Havia também um mendigo chamado Lázaro, o qual, coberto de chagas, estava deitado a sua porta, desejando saciar-se com as migalhas que caíam da mesa do rico; porém até os cães vinham lamber-lhe as chagas.” (Lc 16, 20-21)

O dia dezassete de setembro de 2.003 foi o último da minha pobre Úrsula – vulgo Ursa – neste mundo. Morreu após a longa alegria que nos proporcionou e uma breve agonia. Tinha doze anos completos e ficamos com dois dos nove filhotes paridos após a única prenhez. Duas, na verdade: Serena e Cigana. Ursa era uma cadela de raça pastor-alemão relativamente apurada. Detestava, como eu detesto, fogos de artifício, por vezes sendo necessário recorrer a tranqüilizantes.
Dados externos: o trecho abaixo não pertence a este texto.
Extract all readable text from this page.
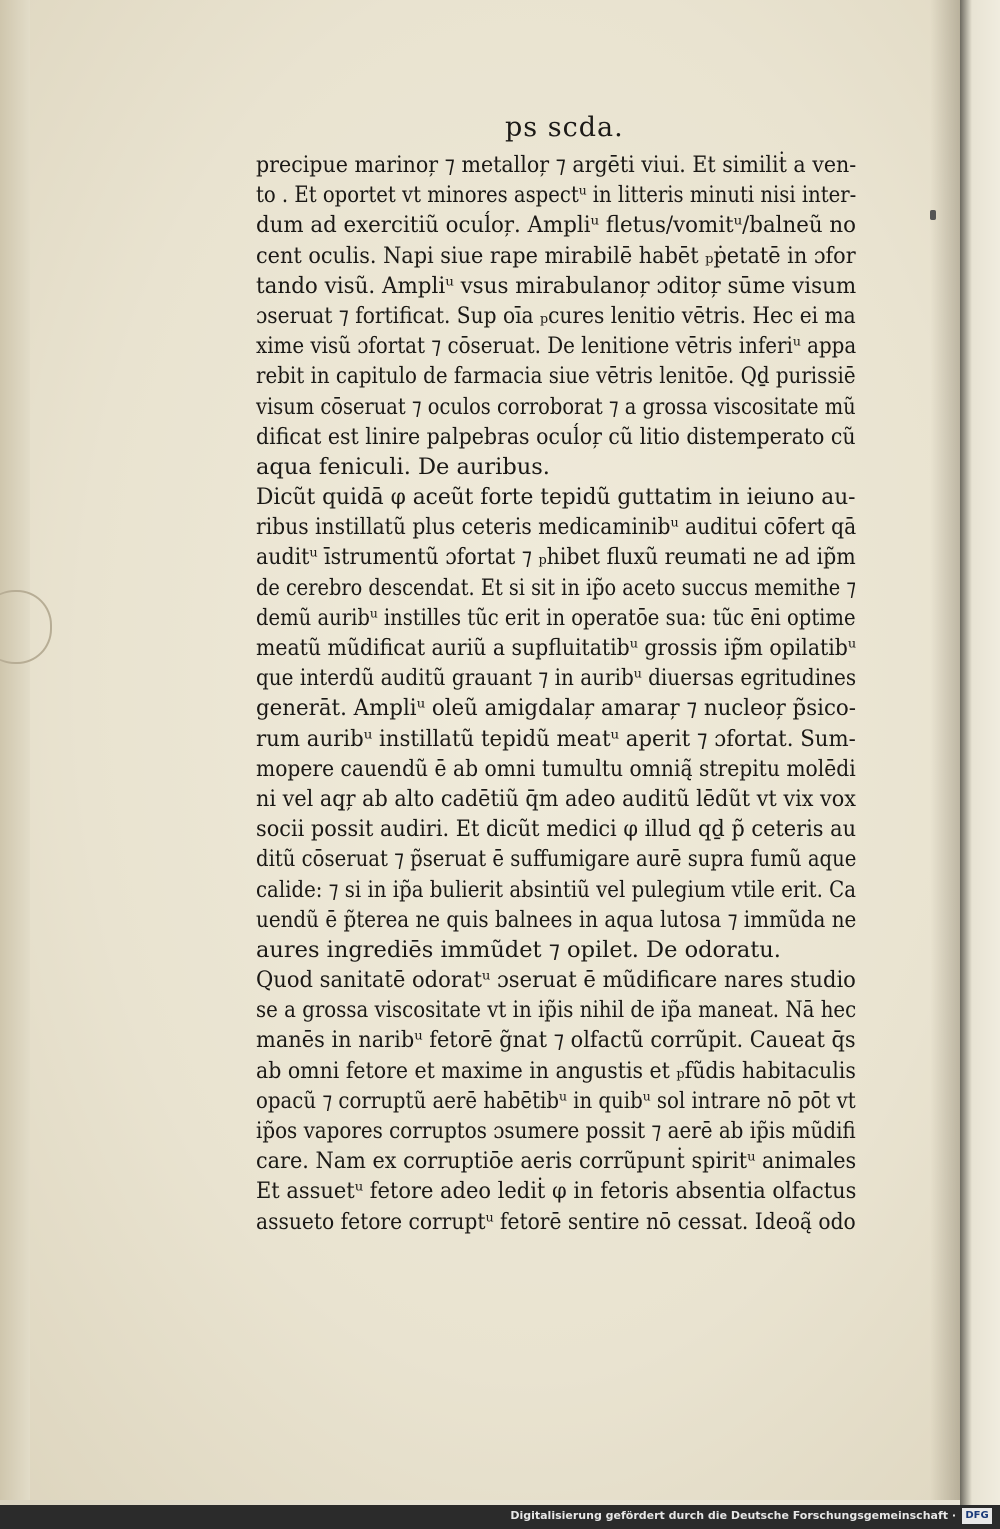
ps scda.
precipue marinoŗ ⁊ metalloŗ ⁊ argēti viui. Et similiṫ a ven‑
to . Et oportet vt minores aspectᵘ in litteris minuti nisi inter‑
dum ad exercitiũ ocuĺoŗ. Ampliᵘ fletus/vomitᵘ/balneũ no
cent oculis. Napi siue rape mirabilē habēt ₚṗetatē in ɔfor
tando visũ. Ampliᵘ vsus mirabulanoŗ ɔditoŗ sūme visum
ɔseruat ⁊ fortificat. Sup oīa ₚcures lenitio vētris. Hec ei ma
xime visũ ɔfortat ⁊ cōseruat. De lenitione vētris inferiᵘ appa
rebit in capitulo de farmacia siue vētris lenitōe. Qḏ purissiē
visum cōseruat ⁊ oculos corroborat ⁊ a grossa viscositate mũ
dificat est linire palpebras ocuĺoŗ cũ litio distemperato cũ
aqua feniculi. De auribus.
Dicũt quidā φ aceũt forte tepidũ guttatim in ieiuno au‑
ribus instillatũ plus ceteris medicaminibᵘ auditui cōfert qā
auditᵘ īstrumentũ ɔfortat ⁊ ₚhibet fluxũ reumati ne ad ip̃m
de cerebro descendat. Et si sit in ip̃o aceto succus memithe ⁊
demũ auribᵘ instilles tũc erit in operatōe sua: tũc ēni optime
meatũ mũdificat auriũ a supfluitatibᵘ grossis ip̃m opilatibᵘ
que interdũ auditũ grauant ⁊ in auribᵘ diuersas egritudines
generāt. Ampliᵘ oleũ amigdalaŗ amaraŗ ⁊ nucleoŗ p̃sico‑
rum auribᵘ instillatũ tepidũ meatᵘ aperit ⁊ ɔfortat. Sum‑
mopere cauendũ ē ab omni tumultu omnią̃ strepitu molēdi
ni vel aq̧ŗ ab alto cadētiũ q̄m adeo auditũ lēdũt vt vix vox
socii possit audiri. Et dicũt medici φ illud qḏ p̃ ceteris au
ditũ cōseruat ⁊ p̃seruat ē suffumigare aurē supra fumũ aque
calide: ⁊ si in ip̃a bulierit absintiũ vel pulegium vtile erit. Ca
uendũ ē p̃terea ne quis balnees in aqua lutosa ⁊ immũda ne
aures ingrediēs immũdet ⁊ opilet. De odoratu.
Quod sanitatē odoratᵘ ɔseruat ē mũdificare nares studio
se a grossa viscositate vt in ip̃is nihil de ip̃a maneat. Nā hec
manēs in naribᵘ fetorē g̃nat ⁊ olfactũ corrũpit. Caueat q̄s
ab omni fetore et maxime in angustis et ₚfũdis habitaculis
opacũ ⁊ corruptũ aerē habētibᵘ in quibᵘ sol intrare nō pōt vt
ip̃os vapores corruptos ɔsumere possit ⁊ aerē ab ip̃is mũdifi
care. Nam ex corruptiōe aeris corrũpunṫ spiritᵘ animales
Et assuetᵘ fetore adeo lediṫ φ in fetoris absentia olfactus
assueto fetore corruptᵘ fetorē sentire nō cessat. Ideoą̃ odo
Digitalisierung gefördert durch die Deutsche Forschungsgemeinschaft · DFG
Transmitiu esta aversão a pelo menos duas filhas. Escolheu meu pai como dono – ou membro alfa de sua matilha, como preferem os estudiosos – mas atendia a todos e a todos recorria em sua eterna carência. Falta de agrado não era, pois vivíamos aos abraços. De todas as pessoas de casa, apenas nossa faxineira fugia-lhe da predileção. Qualquer um poderia ser seu predileto, mesmo as pessoas vistas uma vez na rua e nunca mais. Um afago era suficiente. Seu posto era a porta do quintal, defronte a qual se deitava e no melhor da sesta virava-se com a barriga para cima apoiando nela – na porta – suas pernas. Abríamos a porta e ela tombava com as patas para dentro, acordava e balançava a cauda, ainda com os olhos pejados de sono. Logo, porém, corria latindo em busca das outras.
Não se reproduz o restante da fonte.